Jakarta – “Bukan kewenangan TNI untuk mendidik siswa dalam konteks pendidikan kewarganegaraan,” demikian pernyataan tajam dari Atnike Nova Sigiro, Ketua Komnas HAM, menanggapi rencana Gubernur Jawa Barat Dedi Mulyadi yang akan mengirim siswa bermasalah ke barak militer.
Wacana ini menimbulkan polemik karena dianggap menyalahi prinsip hak asasi anak dan melewati jalur pendidikan yang semestinya.
Rencana yang diumumkan Dedi pada Minggu (27/4) ini akan diberlakukan mulai 2 Mei 2025 di beberapa daerah rawan di Jawa Barat. Program ini menyasar siswa yang dinilai susah dibina dan terindikasi terlibat perilaku menyimpang atau kriminal.

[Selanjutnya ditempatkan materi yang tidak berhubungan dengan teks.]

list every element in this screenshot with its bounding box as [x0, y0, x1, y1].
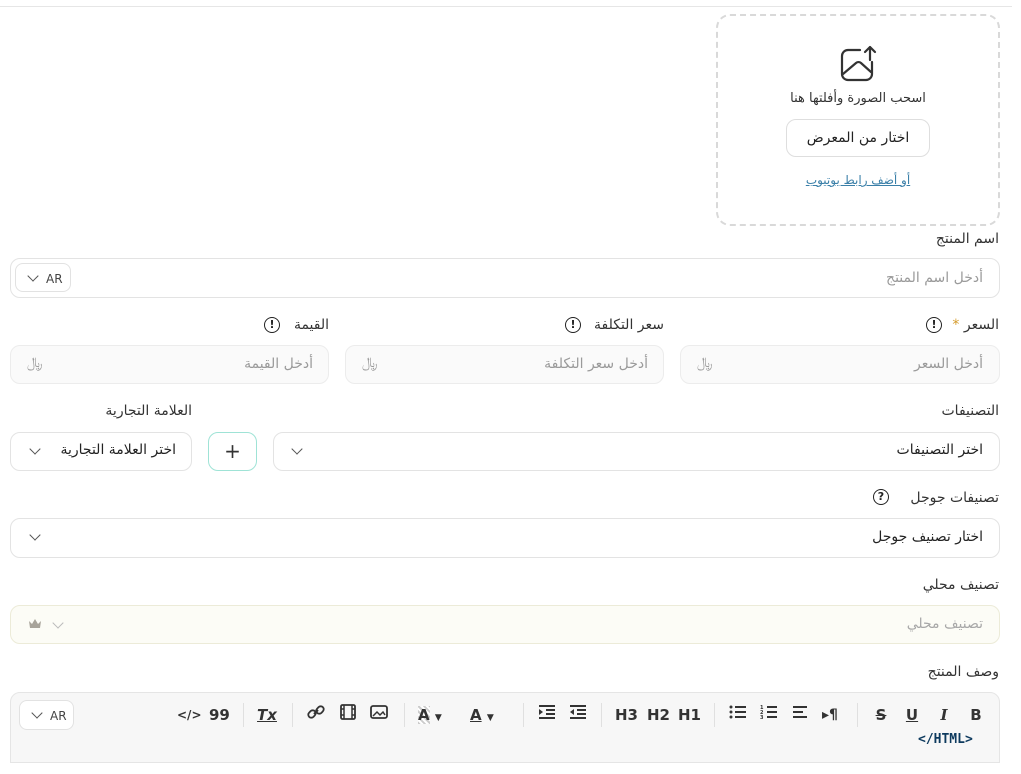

Selama enam bulan, siswa tersebut tidak mengikuti sekolah formal dan akan dibina langsung di bawah pengawasan TNI, yang bahkan dijadwalkan menjemput mereka langsung dari rumah.

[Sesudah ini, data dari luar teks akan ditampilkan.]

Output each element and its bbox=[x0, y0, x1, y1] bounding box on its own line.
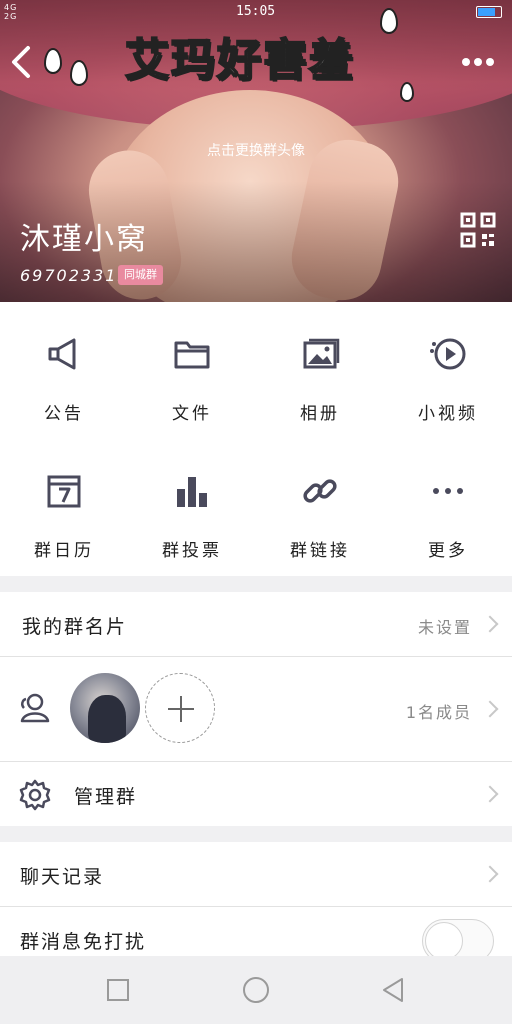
grid-item-files[interactable]: 文件 bbox=[128, 302, 256, 439]
back-triangle-icon[interactable] bbox=[380, 976, 408, 1004]
chevron-right-icon bbox=[481, 615, 499, 633]
sticker-caption: 艾玛好害羞 bbox=[124, 34, 355, 87]
sweat-drop-sticker bbox=[400, 82, 414, 102]
video-icon bbox=[430, 338, 466, 370]
grid-item-label: 群日历 bbox=[34, 541, 94, 561]
signal-indicator: 4G 2G bbox=[4, 3, 17, 21]
add-member-button[interactable] bbox=[145, 673, 215, 743]
back-button[interactable] bbox=[8, 42, 40, 82]
network-type: 2G bbox=[4, 12, 18, 21]
sweat-drop-sticker bbox=[44, 48, 62, 74]
system-navigation-bar bbox=[0, 956, 512, 1024]
grid-item-announcement[interactable]: 公告 bbox=[0, 302, 128, 439]
chevron-right-icon bbox=[481, 865, 499, 883]
qr-code-button[interactable] bbox=[460, 212, 496, 248]
do-not-disturb-row: 群消息免打扰 bbox=[0, 907, 512, 956]
network-type: 4G bbox=[4, 3, 18, 12]
group-card-row[interactable]: 我的群名片 未设置 bbox=[0, 592, 512, 656]
bar-chart-icon bbox=[177, 477, 207, 507]
grid-item-label: 文件 bbox=[172, 404, 212, 424]
manage-group-label: 管理群 bbox=[74, 786, 138, 808]
grid-item-short-video[interactable]: 小视频 bbox=[384, 302, 512, 439]
group-card-label: 我的群名片 bbox=[22, 616, 128, 638]
home-icon[interactable] bbox=[242, 976, 270, 1004]
chevron-left-icon bbox=[12, 46, 30, 78]
link-icon bbox=[303, 479, 337, 503]
status-bar: 4G 2G 15:05 bbox=[0, 0, 512, 24]
chevron-right-icon bbox=[481, 700, 499, 718]
photo-album-icon bbox=[303, 338, 340, 369]
chevron-right-icon bbox=[481, 785, 499, 803]
more-icon bbox=[433, 488, 463, 494]
group-id: 697023315 bbox=[20, 266, 130, 285]
members-row[interactable]: 1名成员 bbox=[0, 657, 512, 761]
do-not-disturb-label: 群消息免打扰 bbox=[20, 931, 147, 953]
group-name: 沐瑾小窝 bbox=[20, 222, 148, 257]
grid-item-calendar[interactable]: 群日历 bbox=[0, 439, 128, 576]
grid-item-label: 小视频 bbox=[418, 404, 478, 424]
clock: 15:05 bbox=[236, 4, 276, 19]
member-avatar[interactable] bbox=[70, 673, 140, 743]
qr-code-icon bbox=[460, 212, 496, 248]
members-icon bbox=[20, 693, 50, 723]
grid-item-label: 群投票 bbox=[162, 541, 222, 561]
folder-icon bbox=[174, 341, 210, 369]
calendar-icon bbox=[47, 475, 81, 508]
sweat-drop-sticker bbox=[70, 60, 88, 86]
grid-item-label: 更多 bbox=[428, 541, 468, 561]
group-header: 4G 2G 15:05 艾玛好害羞 点击更换群头像 沐瑾小窝 697023315… bbox=[0, 0, 512, 302]
chat-history-label: 聊天记录 bbox=[20, 866, 105, 888]
do-not-disturb-toggle[interactable] bbox=[422, 919, 494, 956]
group-card-value: 未设置 bbox=[417, 618, 472, 637]
recent-apps-icon[interactable] bbox=[104, 976, 132, 1004]
grid-item-vote[interactable]: 群投票 bbox=[128, 439, 256, 576]
grid-item-label: 公告 bbox=[44, 404, 84, 424]
feature-grid: 公告 文件 相册 小视频 群日历 群投票 群链接 更多 bbox=[0, 302, 512, 576]
grid-item-more[interactable]: 更多 bbox=[384, 439, 512, 576]
gear-icon bbox=[19, 779, 51, 811]
more-options-button[interactable] bbox=[458, 48, 498, 76]
grid-item-label: 群链接 bbox=[290, 541, 350, 561]
more-dots-icon bbox=[462, 58, 494, 66]
change-avatar-hint[interactable]: 点击更换群头像 bbox=[0, 140, 512, 160]
chat-history-row[interactable]: 聊天记录 bbox=[0, 842, 512, 906]
battery-icon bbox=[476, 6, 502, 18]
grid-item-label: 相册 bbox=[300, 404, 340, 424]
group-type-badge: 同城群 bbox=[118, 265, 163, 285]
grid-item-link[interactable]: 群链接 bbox=[256, 439, 384, 576]
manage-group-row[interactable]: 管理群 bbox=[0, 762, 512, 826]
megaphone-icon bbox=[48, 338, 76, 370]
member-count: 1名成员 bbox=[405, 703, 472, 722]
grid-item-album[interactable]: 相册 bbox=[256, 302, 384, 439]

Kritik keras datang dari Komnas HAM. Atnike menyatakan bahwa program seperti ini tidak memiliki dasar hukum yang kuat dan berisiko melanggar hak anak.
“Oh, iya, dong (keliru). Itu proses di luar hukum kalau tidak berdasarkan hukum pidana bagi anak di bawah umur,” ujar Atnike saat ditemui di kantor Komnas HAM, Jakarta, Jumat (2/5/2025).
Menurutnya, mengajak siswa mengunjungi institusi seperti TNI, Polri, atau lembaga negara lainnya untuk mengenalkan fungsi dan tugasnya masih dalam koridor edukatif. Namun, jika berbentuk pelatihan atau pendidikan ala militer apalagi sebagai bentuk hukuman, maka itu menjadi tindakan yang tidak tepat.
Dedi Mulyadi berdalih bahwa program ini adalah bentuk pendidikan karakter yang bertujuan membentuk disiplin dan mental tangguh siswa. Ia menambahkan bahwa peserta program dipilih atas kesepakatan sekolah dan orang tua, serta hanya di wilayah yang dianggap siap.
Namun, terlepas dari maksud baiknya, program ini masih menimbulkan kekhawatiran di kalangan pemerhati hak anak dan pendidik. Banyak pihak mendesak agar pendekatan pendidikan tidak mengarah pada praktik yang menyerupai militerisasi anak, apalagi tanpa pengawasan hukum yang jelas.
Dengan kritik dari Komnas HAM ini, pemerintah daerah diharapkan meninjau ulang kebijakan tersebut dan mencari pendekatan pendidikan karakter yang lebih inklusif, sesuai hukum, serta menjunjung tinggi hak anak.